Cada ação cria uma contra-ação. A raiva global e dos EUA que Trump irá provocar poderia ser exactamente o que um movimento verde global razoavelmente complacente precisa?
Os ambientalistas precisam de colocar mais pessoas em primeiro lugar e venceremos.
Finalmente, a eleição de Trump poderá, paradoxalmente, criar um mundo mais pacífico, e isso ajudará o movimento climático. Ele argumentou fortemente durante a sua campanha que os Estados Unidos deveriam concentrar-se nas suas próprias fronteiras e não nas fronteiras de todos os outros. Talvez tenha acabado o tempo dos neoconservadores, tanto democratas como republicanos, que não conseguiam imaginar uma guerra de que não gostassem?

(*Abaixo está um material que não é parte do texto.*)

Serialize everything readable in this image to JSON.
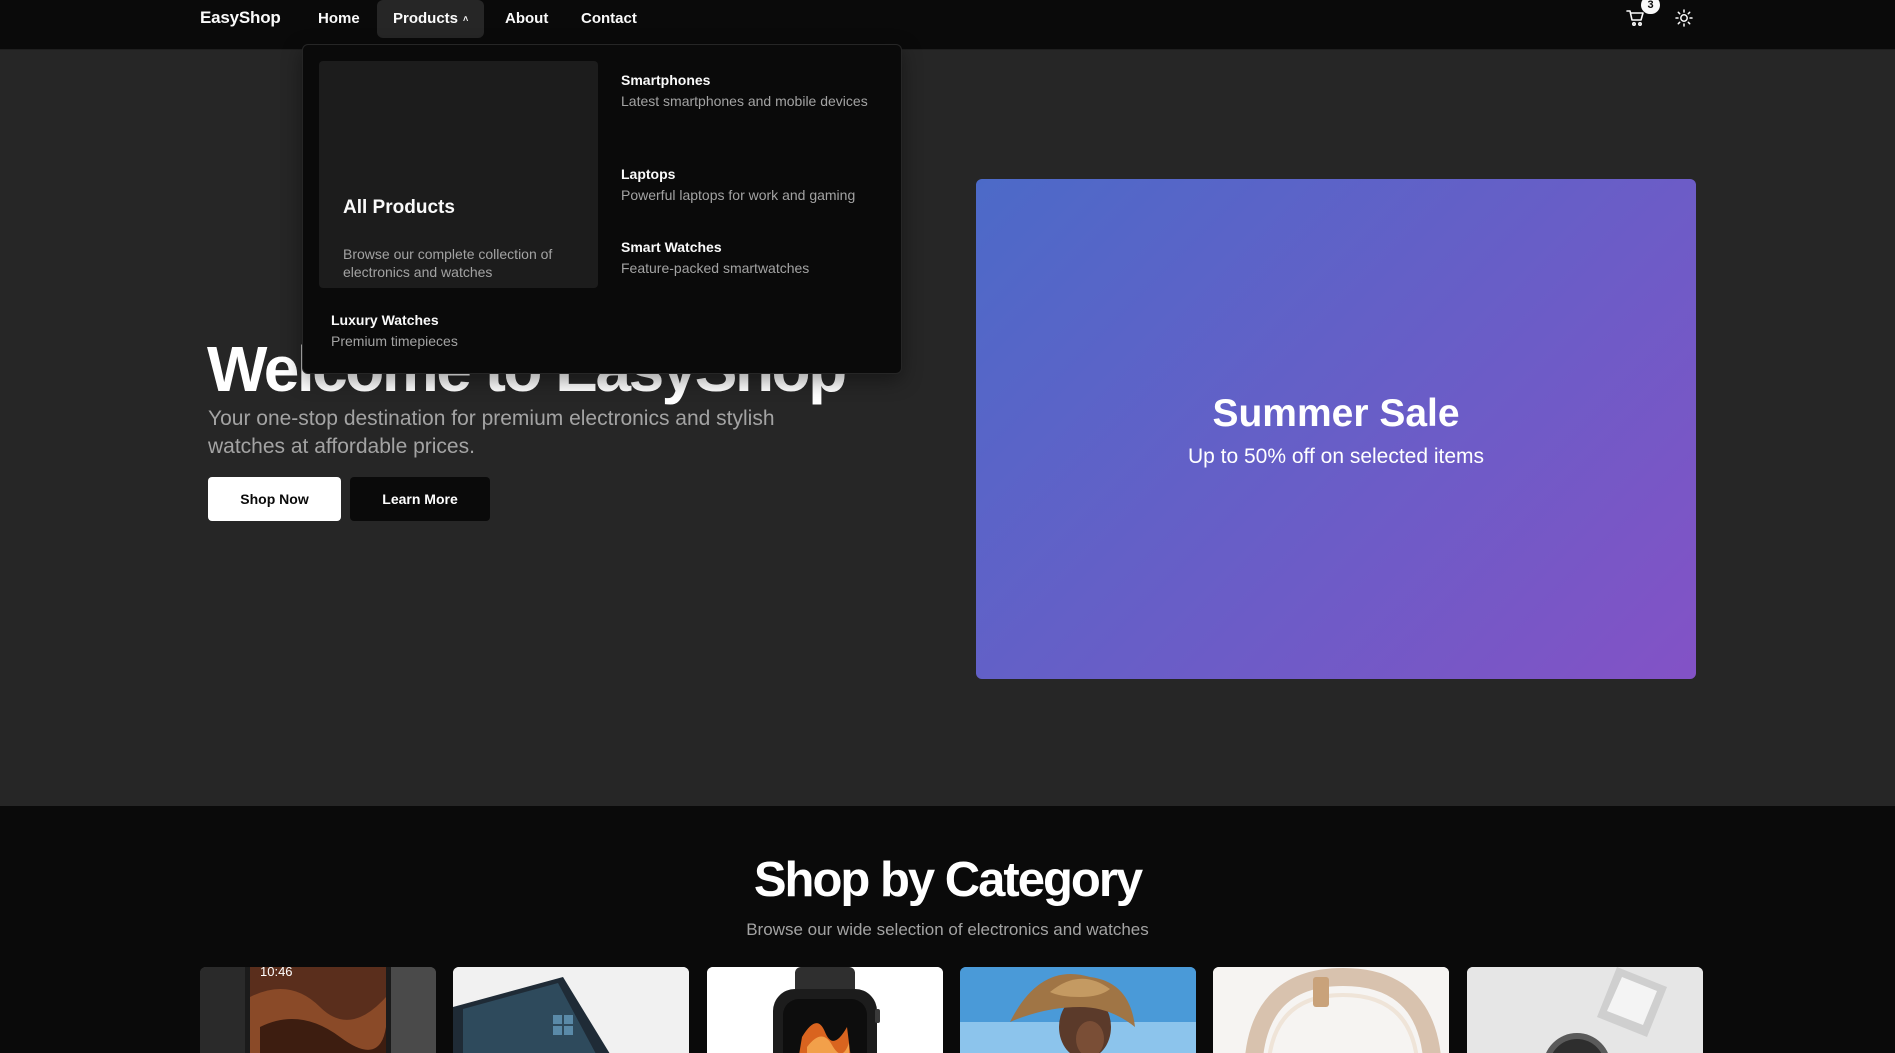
{
  "navbar": {
    "brand": "EasyShop",
    "links": [
      {
        "label": "Home"
      },
      {
        "label": "Products"
      },
      {
        "label": "About"
      },
      {
        "label": "Contact"
      }
    ],
    "cart_count": "3"
  },
  "hero": {
    "title": "Welcome to EasyShop",
    "subtitle": "Your one-stop destination for premium electronics and stylish watches at affordable prices.",
    "primary_button": "Shop Now",
    "secondary_button": "Learn More"
  },
  "promo": {
    "title": "Summer Sale",
    "subtitle": "Up to 50% off on selected items"
  },
  "products_menu": {
    "featured": {
      "title": "All Products",
      "description": "Browse our complete collection of electronics and watches"
    },
    "items": [
      {
        "title": "Smartphones",
        "description": "Latest smartphones and mobile devices"
      },
      {
        "title": "Laptops",
        "description": "Powerful laptops for work and gaming"
      },
      {
        "title": "Smart Watches",
        "description": "Feature-packed smartwatches"
      },
      {
        "title": "Luxury Watches",
        "description": "Premium timepieces"
      }
    ]
  },
  "category_section": {
    "title": "Shop by Category",
    "subtitle": "Browse our wide selection of electronics and watches",
    "phone_time": "10:46"
  },
  "colors": {
    "background": "#262626",
    "navbar": "#0a0a0a",
    "promo_gradient_start": "#4c6ac8",
    "promo_gradient_end": "#8352c6"
  }
}
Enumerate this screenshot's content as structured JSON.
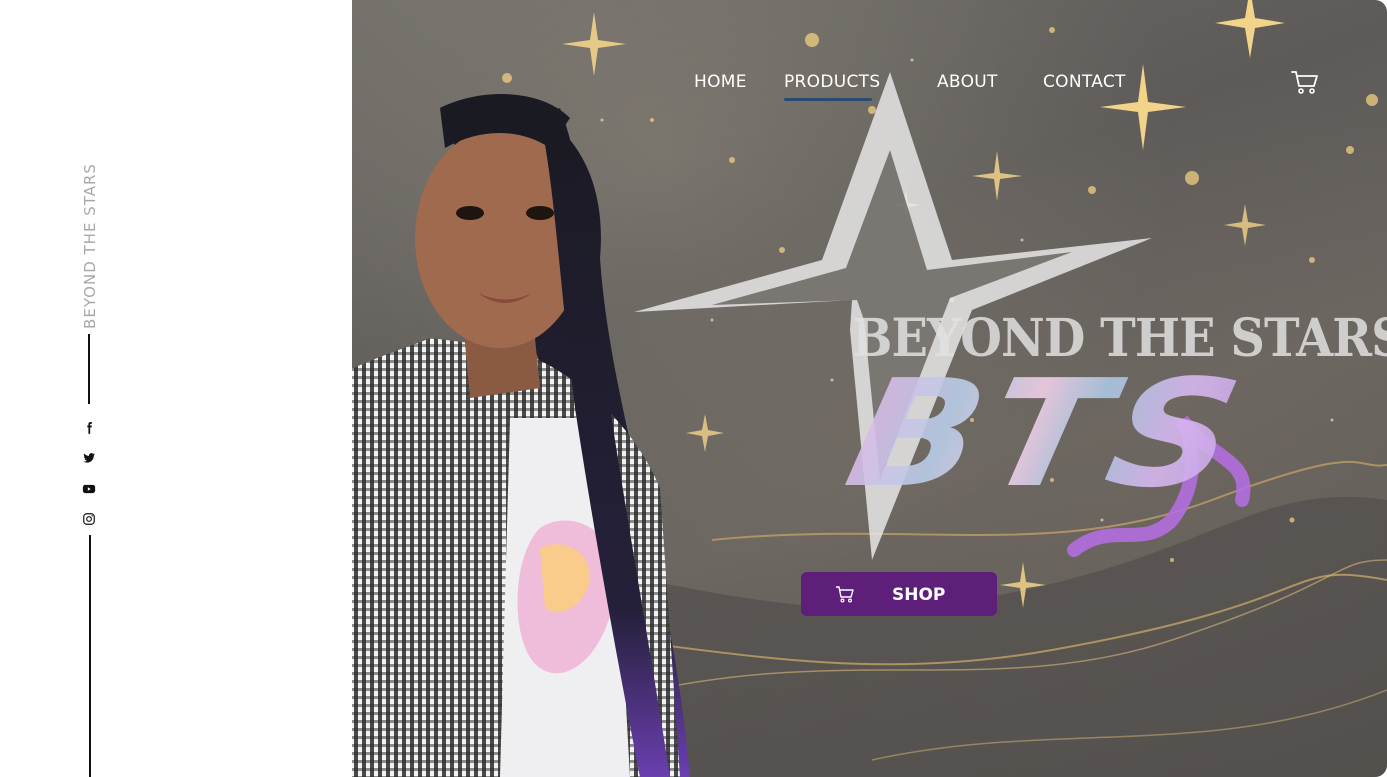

Trump poderia concentrar os recursos dos EUA nas necessidades reais da política externa dos EUA e não, como acreditam os neoconservadores, que cada metro quadrado do planeta Terra representa um risco de segurança americano pelo qual deve ser combatido.
A guerra na Ucrânia pode acabar? Há poucas razões para acreditar que a Ucrânia estará numa posição negocial mais forte no futuro. A continuação da guerra só trará mais morte e destruição. Um compromisso agora será doloroso para a Ucrânia, mas é provavelmente o resultado menos mau. Trump poderá trazer isso, e então o clima estará novamente no centro da política mundial.
Em última análise, a eleição de Trump sinaliza que o declínio dos EUA como potência global dominante irá acelerar. As suas políticas económicas protecionistas prejudicarão a competitividade da economia dos EUA. A redução da migração reduzirá o crescimento económico. É menos provável que Trump consiga encontrar aliados do que Biden. A agitação interna e a polarização continuarão. A tendência global para um mundo multipolar dominado pelo Sul Global irá acelerar. Depois de um século de domínio dos EUA na política mundial, a ascensão da Ásia não é necessariamente má para o planeta?
Erik Solheim é um diplomata e ex-político norueguês. De 2005 a 2012 atuou no governo norueguês como Ministro do Desenvolvimento Internacional e Ministro do Meio Ambiente, e de 2016 a 2018 como Subsecretário Geral das Nações Unidas e Diretor Executivo do Programa das Nações Unidas para o Meio Ambiente.